In the future large motorcycles might be legalized in the Territory with strict road use regulations. This is based on comments that were made on the matter by Premier and Minister for Finance Hon. Andrew Fahie.

It is currently illegal to have a motorbike above 125 CC in the Territory and over the years there have been discussions on allowing the use of larger bikes, but those currently unhappy with the current scooter use matters remain adamant that larger bikes should not be allowed.

“It is bad enough with those noisy and unruly motor scooters, there have been serious accidents and deaths too, then they team-up and race day and night: do we want big motorcycles to do the same? restrictions or no restrictions?? This is supposed to be paradise not hell,” one Road Town elder told this newspaper.

Actually, on numerous occasions officers of the Royal Virgin Islands Police Force have confiscated illegal motor bikes in the Territory. Nonetheless, the recently elected Premier said that he is open to legalizing the motorcycles with conditions.
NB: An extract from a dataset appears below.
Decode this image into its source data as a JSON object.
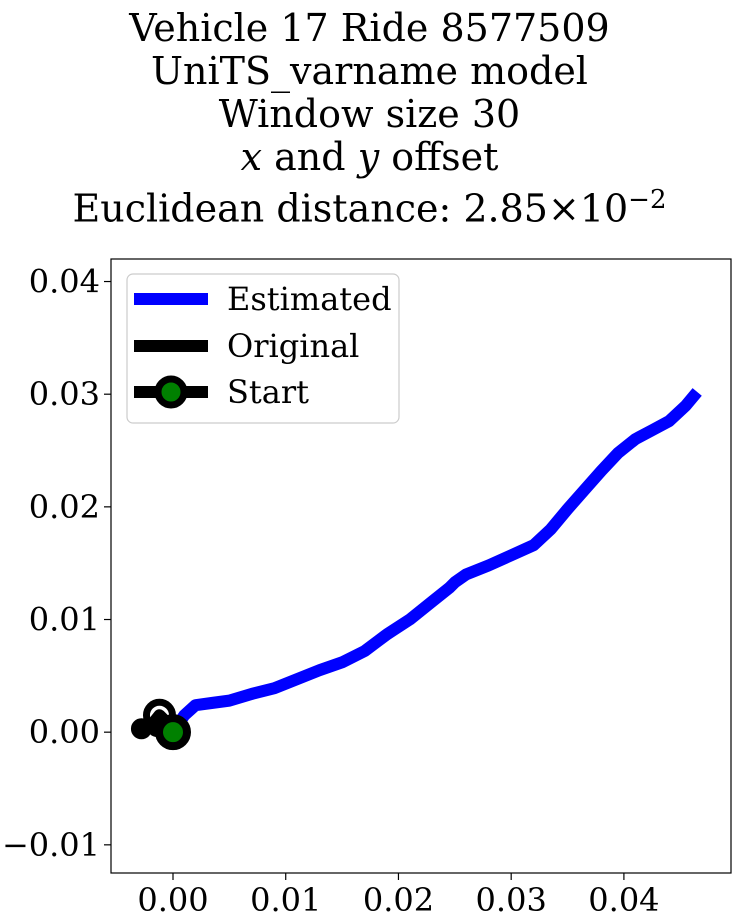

While speaking on the radio programme Honestly Speaking with Claude Skelton-Cline the Premier said: “We are looking at a lot of things in terms of how we go about legalizing jet skis with certain size bikes with policies, street policies to make sure it does not contribute to anything negative in the community.”

Back in 2014 following various scooter accidents in the Territory, a public debate on legalizing larger motorcycles in the Territory was held at U.P.’s Cineplex and at that meeting former professional rider Shane Winter explained that in his opinion the legalizing of bikes over 125 CC will make the roads safer and result in fewer accidents – larger motorcycles would actually make the roads safer.

In stressing that the bigger bikes are a safer use as opposed to scooters which he opined were unstable Winter explained some of the issues with scooters that were resulting in accidents. He said that unlike a motorcycle the scooter does not maneuver turns as seamlessly. He said the motorcycles have better brakes that allow for sudden stops even if the rider is going down a hill which – he said – is not often the case with a scooter.

Despite the fact that the motorcycles are illegal Her Majesty’s Customs and Police Officers have reported seizing the said bikes in the Territory.

In 2013 the Royal Virgin Islands Police Force confiscated at least five illegal bikes which had engine sizes  ranging from 650cc to 750cc, and far exceeded the legal size limit of 125 CC of motor scooters.

Similarly, in 2011 Her Majesty’s Customs offered a theory as it relates to the alleged smuggling of motorcycles noting that the motorcycles were coming from the USVI. In fact, back in 2011 it was reported by the police information office in a press release that several motorcycles that exceeded the legal size limit for the BVI which is 125cc, were reportedly stolen St.Thomas and St. John were seized here.

The Customs Department speculated that perhaps the motorcycles were smuggled into the territory using stolen speed boats from the USVI and divulged that information had been received of boats being allegedly stolen from the USVI.